Speaking to the Financial Times, Jolly explains: “As you become more senior all you do is relationships. When you’re in the boardroom you’re not doing Excel. Just building relationships. Self-awareness helps you handle yourself. And emotional self-control is critical for developing relationships.”

Even the best 360° feedback in business tends to be to some degree homogenous; limited to views sourced from a single firm in a single sector. This new elective – open to MBAs, Executive MBAs and students from LBS’s Leadership, International Exchange and Early Careers programmes – offers an altogether different and more wide-ranging set of candid feedback experiences from diverse minds representing different functions, sectors and almost 40 nationalities.

“Working in study groups over a period of three months, students get to know one another and develop the intimacy and psychological safety that’s required to land and receive meaningful feedback,” says Jolly.

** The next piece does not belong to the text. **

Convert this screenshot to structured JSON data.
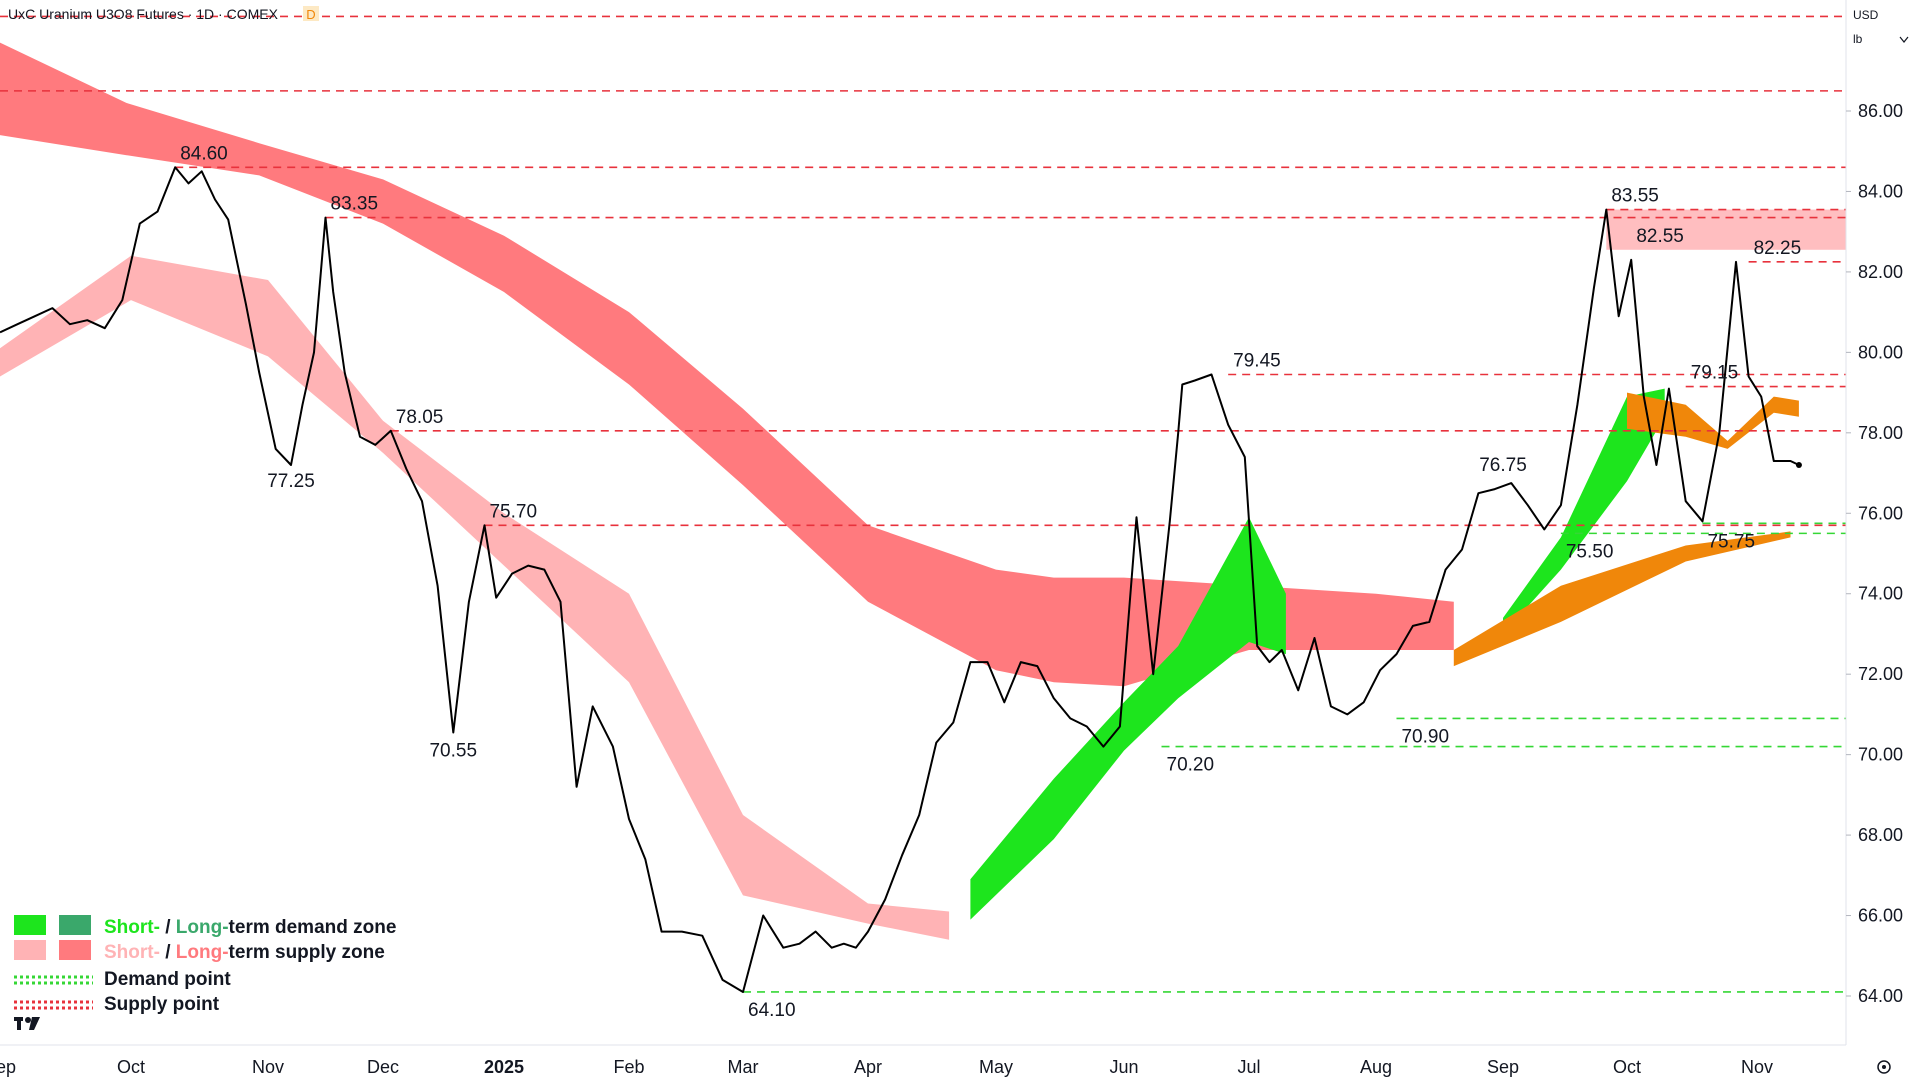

We are all familiar with the drawn out process that feedback can be, replete with unwieldy and often dreaded forms. But on this elective the feedback you are exposed to couldn’t be more different, including feedback on what first impressions you give, what people in your personal and professional life see as your strengths, as well as the core feedback session in the course. “It might be the shortest and most powerful feedback in your career,” Jolly suggests.

Each participant gets to hear two things that would excite study group members about working for them and two things that would concern them. Each member of the group also plots where they see you on task versus management behaviours and gives you a ‘gift’. This is not a pay rise! Think more creative – a rubber band for you to connect people better, or a whistle to draw more attention to your ideas.

“If you can be curious about the feedback others have for you, resist the urge to be defensive and take time to smell the flowers”, says Jolly, “the experience can be incredibly powerful.”

30-year-old Australian engineer and Executive MBA Jason Andrews, says of the course: “It has made me curious about the impression I’m creating. I’m more mindful now of my default and I take time to step back and ask myself what’s the best way I can do this?” 

While feedback is not always a shower of glory, and both the positives and negatives can be difficult to hear, Jolly reminds us: “If they’re not saying it to your face, they’re probably saying it behind your back – you don’t want to be the last to know what others think of you. This feedback exercise teaches students how empowering it is to get transparency.”